Stremati si appiattirono sulla zattera e rimasero così, “come corpo che caduto, muore”.

Passarono su di loro un’altra notte, o altri giorni. Un mattino li trovò con gli occhi ancora semiaperti mentre una colomba con nel becco un ramoscello di “vasa necola” svolazzava sopra la misera imbarcazione, ormai ridotta a poltiglia galleggiante, incuriosita dall’insolita apparizione.

“Hoi oi! Ru fra, tu ce sctié angora?”.

“Nne le sacce, ma me sembra ca haie viscte ne piccion ca vva gerenne pe ecch tuorn!”.

“Forse ze semme muort e nne ze ne semme mang addunat!”.

La colomba persisteva nel volteggiare sulla ormai sconquassata zattera e solo quando questa lasciò cadere sui due il ramoscello che aveva nel becco, i perspicaci capracottesi si resero conto, seppure mezzi morti, che la terra era vicina.

Raccolsero quello che rimaneva dei loro corpi e con la forza della disperazione unita a un grande entusiasmo si misero a remare con braccia e mani portando il fradicio legno fino a riva.

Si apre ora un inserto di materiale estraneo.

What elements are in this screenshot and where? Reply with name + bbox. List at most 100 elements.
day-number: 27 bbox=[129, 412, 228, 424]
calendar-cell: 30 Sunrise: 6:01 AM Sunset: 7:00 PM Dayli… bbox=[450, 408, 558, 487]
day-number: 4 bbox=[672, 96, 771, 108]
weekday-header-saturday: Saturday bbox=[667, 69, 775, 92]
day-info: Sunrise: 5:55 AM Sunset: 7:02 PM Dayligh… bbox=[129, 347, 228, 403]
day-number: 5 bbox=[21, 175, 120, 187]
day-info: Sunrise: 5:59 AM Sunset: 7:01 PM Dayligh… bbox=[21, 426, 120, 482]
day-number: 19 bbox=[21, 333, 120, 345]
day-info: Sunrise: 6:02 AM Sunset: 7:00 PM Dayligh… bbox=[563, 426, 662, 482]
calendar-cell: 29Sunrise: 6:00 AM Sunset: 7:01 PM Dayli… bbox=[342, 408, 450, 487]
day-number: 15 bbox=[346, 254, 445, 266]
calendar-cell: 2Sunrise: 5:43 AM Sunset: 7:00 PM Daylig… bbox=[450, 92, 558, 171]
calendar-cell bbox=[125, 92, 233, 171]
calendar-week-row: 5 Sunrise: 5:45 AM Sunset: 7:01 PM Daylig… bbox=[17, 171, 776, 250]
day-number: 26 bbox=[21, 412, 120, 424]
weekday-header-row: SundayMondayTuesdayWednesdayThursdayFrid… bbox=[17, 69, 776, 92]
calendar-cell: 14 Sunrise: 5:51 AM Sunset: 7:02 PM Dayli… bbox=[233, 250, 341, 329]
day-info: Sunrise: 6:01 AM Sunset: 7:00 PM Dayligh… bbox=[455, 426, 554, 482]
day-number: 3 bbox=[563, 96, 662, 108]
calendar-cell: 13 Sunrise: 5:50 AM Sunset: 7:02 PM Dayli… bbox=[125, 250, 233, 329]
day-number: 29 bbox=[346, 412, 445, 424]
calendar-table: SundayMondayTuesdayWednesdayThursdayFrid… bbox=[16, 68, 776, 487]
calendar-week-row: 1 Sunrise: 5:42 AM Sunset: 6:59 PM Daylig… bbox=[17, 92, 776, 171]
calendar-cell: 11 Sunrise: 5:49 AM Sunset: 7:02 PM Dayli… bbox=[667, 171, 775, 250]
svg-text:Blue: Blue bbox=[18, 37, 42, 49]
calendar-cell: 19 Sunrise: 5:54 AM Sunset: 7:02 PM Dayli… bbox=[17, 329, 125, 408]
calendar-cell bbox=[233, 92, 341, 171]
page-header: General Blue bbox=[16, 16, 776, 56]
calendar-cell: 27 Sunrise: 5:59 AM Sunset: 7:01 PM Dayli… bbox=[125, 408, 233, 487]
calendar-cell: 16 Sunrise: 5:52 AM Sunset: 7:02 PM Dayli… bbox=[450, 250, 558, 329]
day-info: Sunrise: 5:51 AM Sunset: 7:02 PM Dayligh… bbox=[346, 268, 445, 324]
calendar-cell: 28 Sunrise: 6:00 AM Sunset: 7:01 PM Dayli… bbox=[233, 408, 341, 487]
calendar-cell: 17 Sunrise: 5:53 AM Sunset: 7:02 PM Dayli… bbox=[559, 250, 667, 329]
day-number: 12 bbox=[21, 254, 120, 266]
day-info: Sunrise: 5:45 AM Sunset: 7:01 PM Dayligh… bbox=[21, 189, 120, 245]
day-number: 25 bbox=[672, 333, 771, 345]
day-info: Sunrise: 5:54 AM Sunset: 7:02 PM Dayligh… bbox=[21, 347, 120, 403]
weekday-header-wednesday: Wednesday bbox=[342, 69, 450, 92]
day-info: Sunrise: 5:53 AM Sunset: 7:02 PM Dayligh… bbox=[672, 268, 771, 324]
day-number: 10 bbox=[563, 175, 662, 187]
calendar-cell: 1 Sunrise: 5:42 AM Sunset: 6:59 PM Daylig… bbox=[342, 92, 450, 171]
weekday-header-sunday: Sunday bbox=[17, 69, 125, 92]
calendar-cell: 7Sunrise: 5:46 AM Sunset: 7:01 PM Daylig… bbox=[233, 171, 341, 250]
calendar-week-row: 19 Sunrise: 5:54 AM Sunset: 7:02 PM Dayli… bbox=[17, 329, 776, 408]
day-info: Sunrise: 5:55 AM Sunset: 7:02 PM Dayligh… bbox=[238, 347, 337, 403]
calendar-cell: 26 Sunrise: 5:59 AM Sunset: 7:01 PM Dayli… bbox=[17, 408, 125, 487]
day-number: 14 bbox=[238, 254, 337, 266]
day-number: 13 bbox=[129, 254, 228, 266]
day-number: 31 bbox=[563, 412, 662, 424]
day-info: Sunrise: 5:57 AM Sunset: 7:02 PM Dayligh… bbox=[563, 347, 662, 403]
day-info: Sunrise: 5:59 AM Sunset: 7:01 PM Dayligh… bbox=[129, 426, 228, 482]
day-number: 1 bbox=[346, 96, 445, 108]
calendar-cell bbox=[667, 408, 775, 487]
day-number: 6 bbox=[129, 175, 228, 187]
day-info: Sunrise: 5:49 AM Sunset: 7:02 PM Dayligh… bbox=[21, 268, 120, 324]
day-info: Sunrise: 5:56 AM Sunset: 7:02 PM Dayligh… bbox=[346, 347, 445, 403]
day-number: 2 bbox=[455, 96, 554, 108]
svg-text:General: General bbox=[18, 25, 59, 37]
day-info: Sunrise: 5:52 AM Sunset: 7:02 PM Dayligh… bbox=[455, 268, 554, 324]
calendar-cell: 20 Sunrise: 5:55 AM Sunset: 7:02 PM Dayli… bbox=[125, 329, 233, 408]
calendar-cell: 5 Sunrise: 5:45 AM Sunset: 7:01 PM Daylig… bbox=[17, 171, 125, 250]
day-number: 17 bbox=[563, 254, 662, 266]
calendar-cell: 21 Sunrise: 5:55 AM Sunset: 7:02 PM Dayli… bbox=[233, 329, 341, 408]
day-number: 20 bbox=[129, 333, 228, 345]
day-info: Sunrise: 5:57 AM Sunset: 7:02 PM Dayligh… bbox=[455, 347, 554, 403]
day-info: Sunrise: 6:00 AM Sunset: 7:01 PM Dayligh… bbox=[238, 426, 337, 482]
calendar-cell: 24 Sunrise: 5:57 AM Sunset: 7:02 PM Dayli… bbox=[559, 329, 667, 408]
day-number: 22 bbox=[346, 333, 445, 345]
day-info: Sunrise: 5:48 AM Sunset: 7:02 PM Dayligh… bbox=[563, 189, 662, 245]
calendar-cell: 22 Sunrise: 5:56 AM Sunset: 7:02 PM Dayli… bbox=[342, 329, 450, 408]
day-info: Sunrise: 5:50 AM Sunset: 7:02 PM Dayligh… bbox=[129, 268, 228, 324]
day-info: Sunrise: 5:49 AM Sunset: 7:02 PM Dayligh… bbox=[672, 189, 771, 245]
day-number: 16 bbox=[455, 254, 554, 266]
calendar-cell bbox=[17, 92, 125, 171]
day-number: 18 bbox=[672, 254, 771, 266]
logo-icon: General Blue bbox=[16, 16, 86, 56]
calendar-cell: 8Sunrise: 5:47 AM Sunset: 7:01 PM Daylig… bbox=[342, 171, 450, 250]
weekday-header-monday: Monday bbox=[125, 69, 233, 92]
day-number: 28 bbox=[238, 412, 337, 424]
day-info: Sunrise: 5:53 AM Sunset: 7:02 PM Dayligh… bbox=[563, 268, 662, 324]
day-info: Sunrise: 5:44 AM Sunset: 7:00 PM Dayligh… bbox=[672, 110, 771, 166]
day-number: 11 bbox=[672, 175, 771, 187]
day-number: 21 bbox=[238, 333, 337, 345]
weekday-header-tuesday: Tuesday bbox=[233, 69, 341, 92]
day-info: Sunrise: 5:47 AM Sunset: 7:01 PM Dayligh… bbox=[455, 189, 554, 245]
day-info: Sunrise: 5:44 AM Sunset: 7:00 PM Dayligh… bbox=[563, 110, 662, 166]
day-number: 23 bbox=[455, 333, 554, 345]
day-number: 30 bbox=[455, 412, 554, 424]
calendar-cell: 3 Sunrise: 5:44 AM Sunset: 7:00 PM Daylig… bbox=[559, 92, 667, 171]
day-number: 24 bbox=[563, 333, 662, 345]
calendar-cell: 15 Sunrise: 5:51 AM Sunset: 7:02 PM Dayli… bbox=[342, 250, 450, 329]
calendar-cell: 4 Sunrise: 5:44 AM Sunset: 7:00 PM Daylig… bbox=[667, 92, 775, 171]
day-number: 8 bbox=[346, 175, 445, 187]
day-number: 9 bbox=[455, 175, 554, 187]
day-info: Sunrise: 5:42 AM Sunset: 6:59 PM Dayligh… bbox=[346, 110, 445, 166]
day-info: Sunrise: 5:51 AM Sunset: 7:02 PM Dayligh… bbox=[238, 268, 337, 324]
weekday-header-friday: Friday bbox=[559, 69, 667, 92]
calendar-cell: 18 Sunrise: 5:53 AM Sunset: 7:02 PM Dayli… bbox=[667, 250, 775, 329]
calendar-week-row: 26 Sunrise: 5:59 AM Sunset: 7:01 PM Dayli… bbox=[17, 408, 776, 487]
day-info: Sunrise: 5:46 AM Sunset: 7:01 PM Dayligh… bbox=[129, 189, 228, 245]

Una sabbia fine colore dell’oro apparve ai loro occhi quasi chiusi e incollati dall’acqua di mare, e alberi strani che non avevano mai visto, dai quali pendevano strani frutti “nazzicati” dal vento, facevano loro ombra. Crollarono sul litorale e si addormentarono lieti.

Degli impavidi navigatori capracottesi non si seppe mai nulla ma il 12 ottobre dell’anno di grazia 1492 un certo Cristobal Colòn, approdando su quelle rive trovò i miseri resti di due ragazzi e due medagliette con impressa l’immagine di santa Lucia.